Phantom Scribbler said...

I'm jealous. I'm allergic to mold, so those early-spring moss walks bring on the migraines. I do it anyway, but... Oy.

(Also allergic to flowering trees, so the rest of spring isn't much better...)

timna said...

sounds like a much better day.
I think that talking (and not nec to family) is a great idea.
Do you have Tuesday mornings at home? This seems to be a time when I check in and again you've done wonders with the morning that I've let slip by.

Anonymous said...

(o)


Rana

Scrivener said...

Glad you are feeling better and had a nice walk.

Mel said...

yay for spring...it comes earlier where I live and many a day I think "isn't poor jo(e) still under snow?"

jo(e) said...

Yes, Timna, I work at home on Tuesdays and Thursdays so usually I try to take a walk or something to start the day ....

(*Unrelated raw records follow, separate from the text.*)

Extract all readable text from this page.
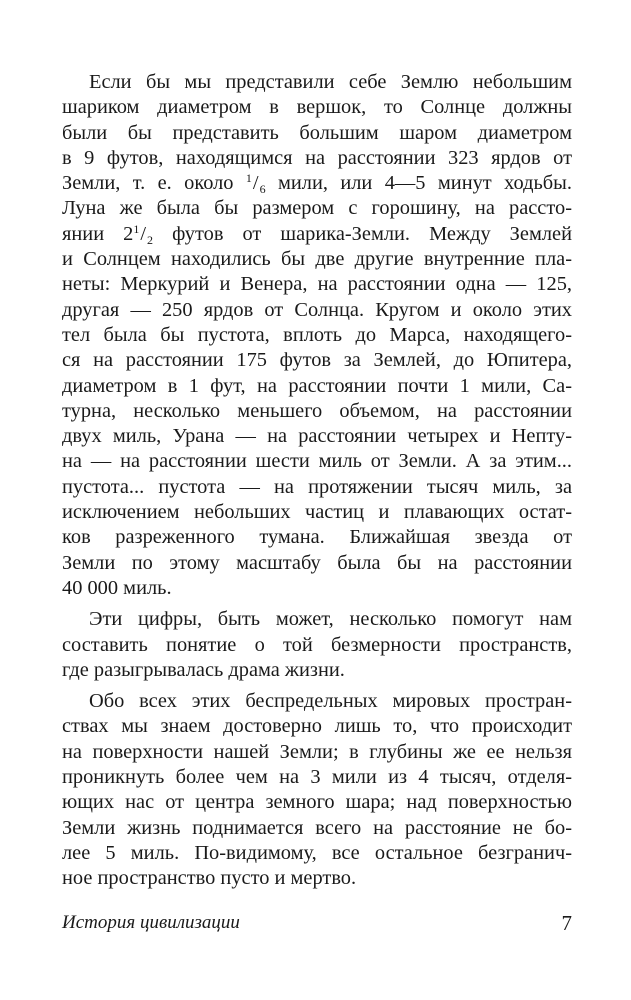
Если бы мы представили себе Землю небольшим
шариком диаметром в вершок, то Солнце должны
были бы представить большим шаром диаметром
в 9 футов, находящимся на расстоянии 323 ярдов от
Земли, т. е. около $^1/_6$ мили, или 4—5 минут ходьбы.
Луна же была бы размером с горошину, на рассто-
янии $2^1/_2$ футов от шарика-Земли. Между Землей
и Солнцем находились бы две другие внутренние пла-
неты: Меркурий и Венера, на расстоянии одна — 125,
другая — 250 ярдов от Солнца. Кругом и около этих
тел была бы пустота, вплоть до Марса, находящего-
ся на расстоянии 175 футов за Землей, до Юпитера,
диаметром в 1 фут, на расстоянии почти 1 мили, Са-
турна, несколько меньшего объемом, на расстоянии
двух миль, Урана — на расстоянии четырех и Непту-
на — на расстоянии шести миль от Земли. А за этим...
пустота... пустота — на протяжении тысяч миль, за
исключением небольших частиц и плавающих остат-
ков разреженного тумана. Ближайшая звезда от
Земли по этому масштабу была бы на расстоянии
40 000 миль.
Эти цифры, быть может, несколько помогут нам
составить понятие о той безмерности пространств,
где разыгрывалась драма жизни.
Обо всех этих беспредельных мировых простран-
ствах мы знаем достоверно лишь то, что происходит
на поверхности нашей Земли; в глубины же ее нельзя
проникнуть более чем на 3 мили из 4 тысяч, отделя-
ющих нас от центра земного шара; над поверхностью
Земли жизнь поднимается всего на расстояние не бо-
лее 5 миль. По-видимому, все остальное безгранич-
ное пространство пусто и мертво.
История цивилизации	7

Mel: It does seem to be that just about all my blogging friends are from warmer climates .... I need to make some blogging friends in Alaska or something.

Ocean said...

I totally think moss is real beautiful also. I live in Oregon and our forest are always covered in moss and ferns. I work at a camp and spend lots of time in the forest, they have such majestic powers.

jo(e) said...

Chiggers? No. The woods here are pretty benign. Nothing that would make you cringe.